CITE: Liedloff J. The Continuum Concept: In Search of Happiness Lost. Addison-Wesley, 1989.
Jean Liedloff’s The Continuum Concept is a book based on her experiences living among the Yequana, a tribe of South American Indians, and her observations of their parenting practices. Liedloff argues that Western society has lost touch with a natural way of living and raising children, which she calls the continuum concept. The book is divided into two parts. The first describes Liedloff’s experiences living among the Yequana, while the second part discusses how the continuum concept can be applied in Western society.
HIGHLIGHTS
- The continuum concept is based on the idea that humans have evolved to live in a certain way, and that Western society has deviated from this natural way of living.
- The Yequana practice a form of natural parenting that emphasizes physical contact, constant attention, and respect for the child’s needs and desires.
- Liedloff argues that the continuum concept can lead to happier, healthier children and adults, as well as a more harmonious society.
SELECTED QUOTES
- “The continuum concept is the idea that in order to achieve optimal physical, mental, and emotional development, human beings — especially babies — require the kind of experience to which our species adapted during the long process of our evolution.” (p. 4)

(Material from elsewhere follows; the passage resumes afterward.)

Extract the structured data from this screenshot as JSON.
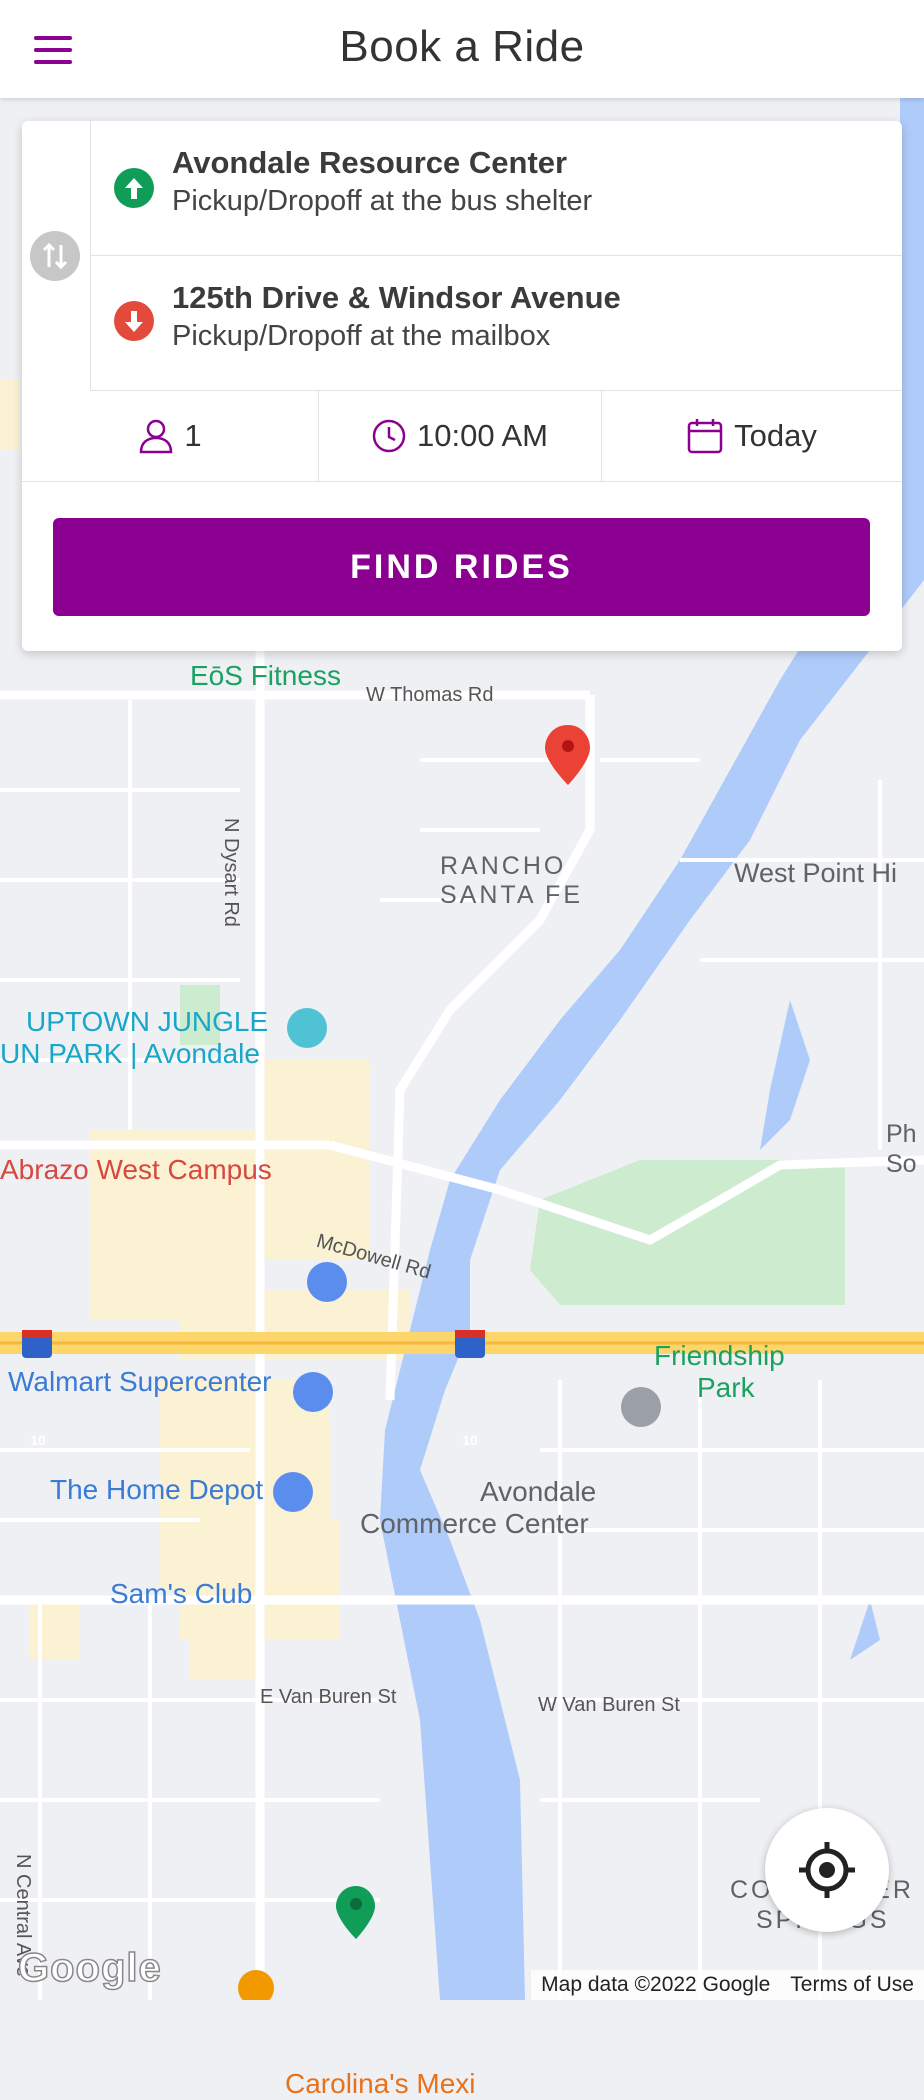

- “It is our Western habit to think that infants are not able to take part in life, that they are inconveniences to adults, and that they have no ideas or feelings worth considering until they are old enough to talk.” (p. 17)

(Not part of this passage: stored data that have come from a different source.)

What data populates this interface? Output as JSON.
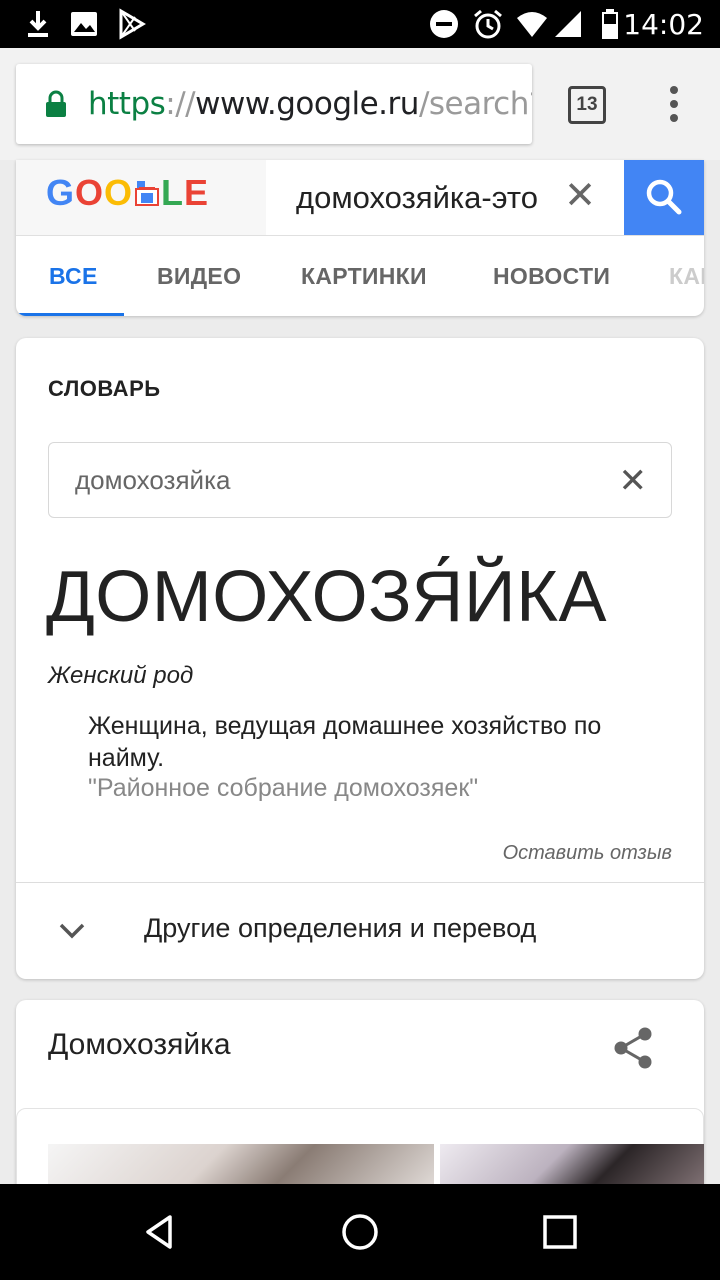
{
  "status_bar": {
    "time": "14:02",
    "left_icons": [
      "download-icon",
      "image-icon",
      "play-store-icon"
    ],
    "right_icons": [
      "dnd-icon",
      "alarm-icon",
      "wifi-icon",
      "signal-icon",
      "battery-icon"
    ]
  },
  "browser": {
    "url_scheme": "https",
    "url_sep": "://",
    "url_host": "www.google.ru",
    "url_path": "/search?",
    "tab_count": "13"
  },
  "google": {
    "logo_letters": [
      "G",
      "O",
      "O",
      "",
      "L",
      "E"
    ],
    "query": "домохозяйка-это",
    "tabs": [
      {
        "label": "ВСЕ",
        "active": true
      },
      {
        "label": "ВИДЕО",
        "active": false
      },
      {
        "label": "КАРТИНКИ",
        "active": false
      },
      {
        "label": "НОВОСТИ",
        "active": false
      },
      {
        "label": "КАРТЫ",
        "active": false
      }
    ]
  },
  "dictionary": {
    "heading": "СЛОВАРЬ",
    "search_value": "домохозяйка",
    "headword": "ДОМОХОЗЯ́ЙКА",
    "gender": "Женский род",
    "definition": "Женщина, ведущая домашнее хозяйство по найму.",
    "example": "\"Районное собрание домохозяек\"",
    "feedback": "Оставить отзыв",
    "more": "Другие определения и перевод"
  },
  "knowledge": {
    "title": "Домохозяйка"
  },
  "colors": {
    "accent": "#1a73e8",
    "search_button": "#4285f4",
    "secure_green": "#0b8043"
  }
}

- “The continuum mother provides her infant with the experience of the universe that it expects. The child, in turn, develops expectations of the universe that are harmonious with his experience of it” (p. 23).

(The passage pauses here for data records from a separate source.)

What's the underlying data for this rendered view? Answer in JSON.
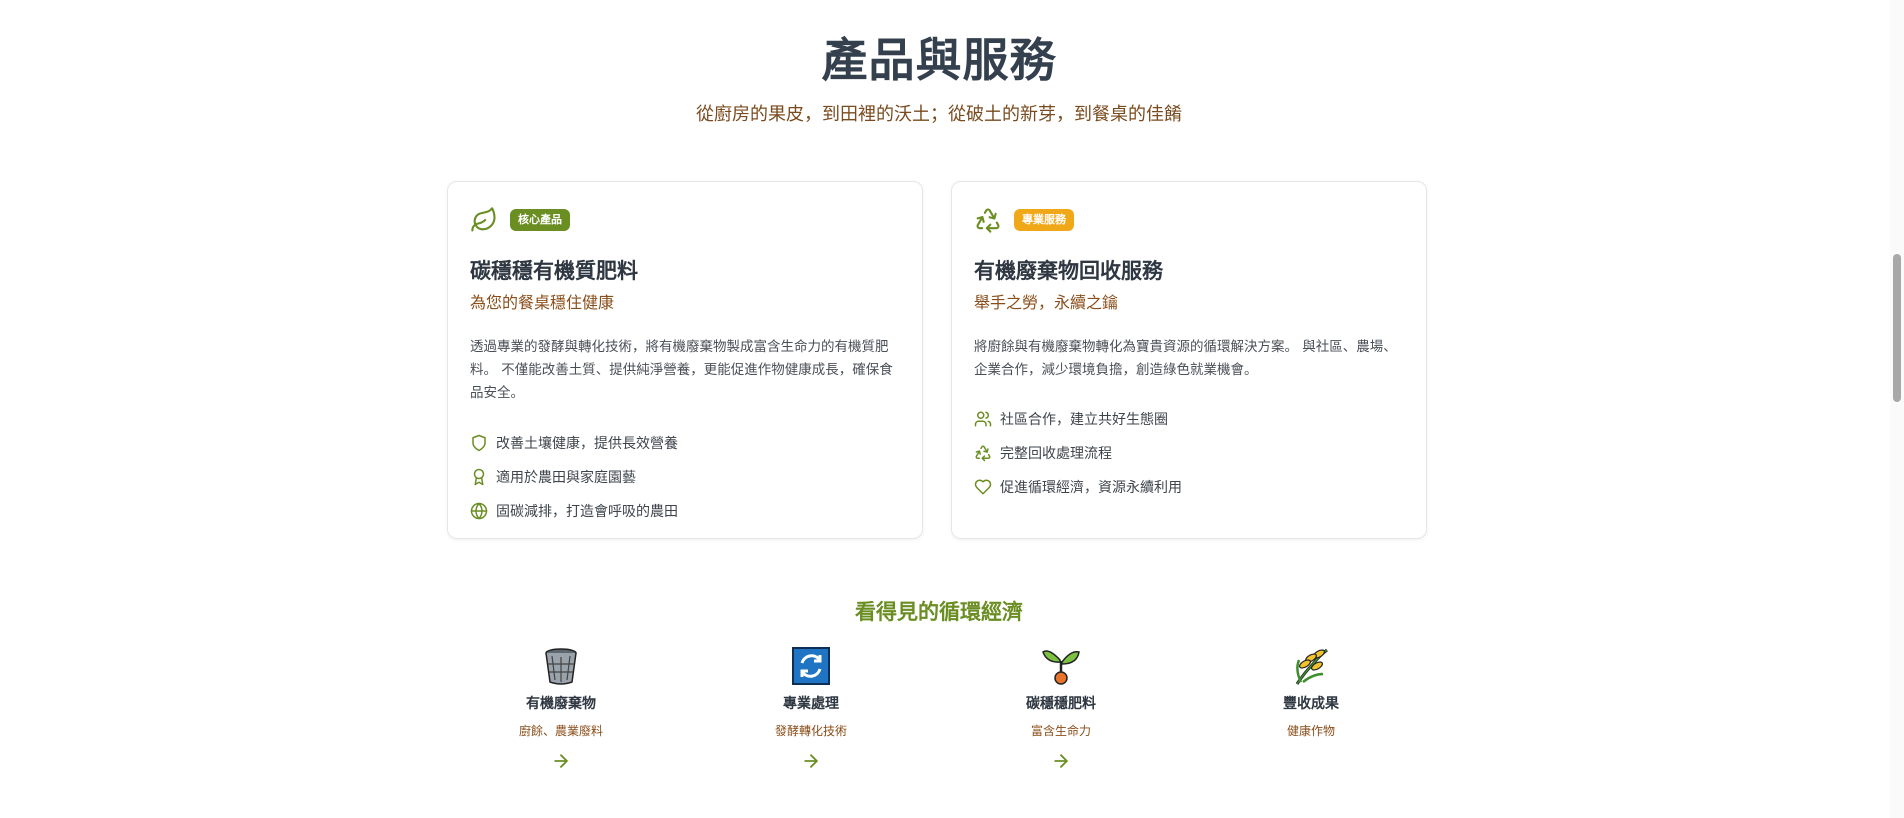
{
  "header": {
    "title": "產品與服務",
    "subtitle": "從廚房的果皮，到田裡的沃土；從破土的新芽，到餐桌的佳餚"
  },
  "cards": [
    {
      "icon": "leaf-icon",
      "badge": "核心產品",
      "badge_color": "#6b8e23",
      "title": "碳穩穩有機質肥料",
      "subtitle": "為您的餐桌穩住健康",
      "description": "透過專業的發酵與轉化技術，將有機廢棄物製成富含生命力的有機質肥料。 不僅能改善土質、提供純淨營養，更能促進作物健康成長，確保食品安全。",
      "features": [
        {
          "icon": "shield-icon",
          "text": "改善土壤健康，提供長效營養"
        },
        {
          "icon": "award-icon",
          "text": "適用於農田與家庭園藝"
        },
        {
          "icon": "globe-icon",
          "text": "固碳減排，打造會呼吸的農田"
        }
      ]
    },
    {
      "icon": "recycle-icon",
      "badge": "專業服務",
      "badge_color": "#f0a818",
      "title": "有機廢棄物回收服務",
      "subtitle": "舉手之勞，永續之鑰",
      "description": "將廚餘與有機廢棄物轉化為寶貴資源的循環解決方案。 與社區、農場、企業合作，減少環境負擔，創造綠色就業機會。",
      "features": [
        {
          "icon": "users-icon",
          "text": "社區合作，建立共好生態圈"
        },
        {
          "icon": "recycle-icon",
          "text": "完整回收處理流程"
        },
        {
          "icon": "heart-icon",
          "text": "促進循環經濟，資源永續利用"
        }
      ]
    }
  ],
  "circular": {
    "title": "看得見的循環經濟",
    "steps": [
      {
        "icon": "wastebasket-icon",
        "name": "有機廢棄物",
        "desc": "廚餘、農業廢料"
      },
      {
        "icon": "arrows-cycle-icon",
        "name": "專業處理",
        "desc": "發酵轉化技術"
      },
      {
        "icon": "seedling-icon",
        "name": "碳穩穩肥料",
        "desc": "富含生命力"
      },
      {
        "icon": "rice-icon",
        "name": "豐收成果",
        "desc": "健康作物"
      }
    ]
  },
  "colors": {
    "accent_green": "#6b8e23",
    "accent_orange": "#f0a818",
    "brown_text": "#8a4e1a",
    "heading": "#34404d"
  }
}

- “A continuum mother carries her baby with her and provides all its needs. She is content to leave him alone when he is content, and she doesn’t push him or try to hurry his development” (p. 52).
- “When parents begin to regard their baby as a full-fledged person and recognize that he has feelings and the power to communicate them, they will almost automatically begin to see him in a different light, to take his point of view into consideration, to offer him the respect he deserves.” (p. 95)
- “As soon as we get our bearings, we are eager to control and manipulate our environment. This eagerness is programmed into us by the exigencies of our birth. We have arrived in a world that has been taken over by the adult human race, and in order to survive in it we must learn its rules” (p. 99).
- “The continuum concept is not a manual for how to raise children, but rather an invitation to try and understand what a baby needs, and how to meet those needs, by looking to what has worked for humans throughout our evolutionary history” (p. 145).
- “The continuum concept is not about going back to some idyllic, pre-civilized state of being. It is about finding a way to live that is more in line with our true nature as human beings” (p. 171).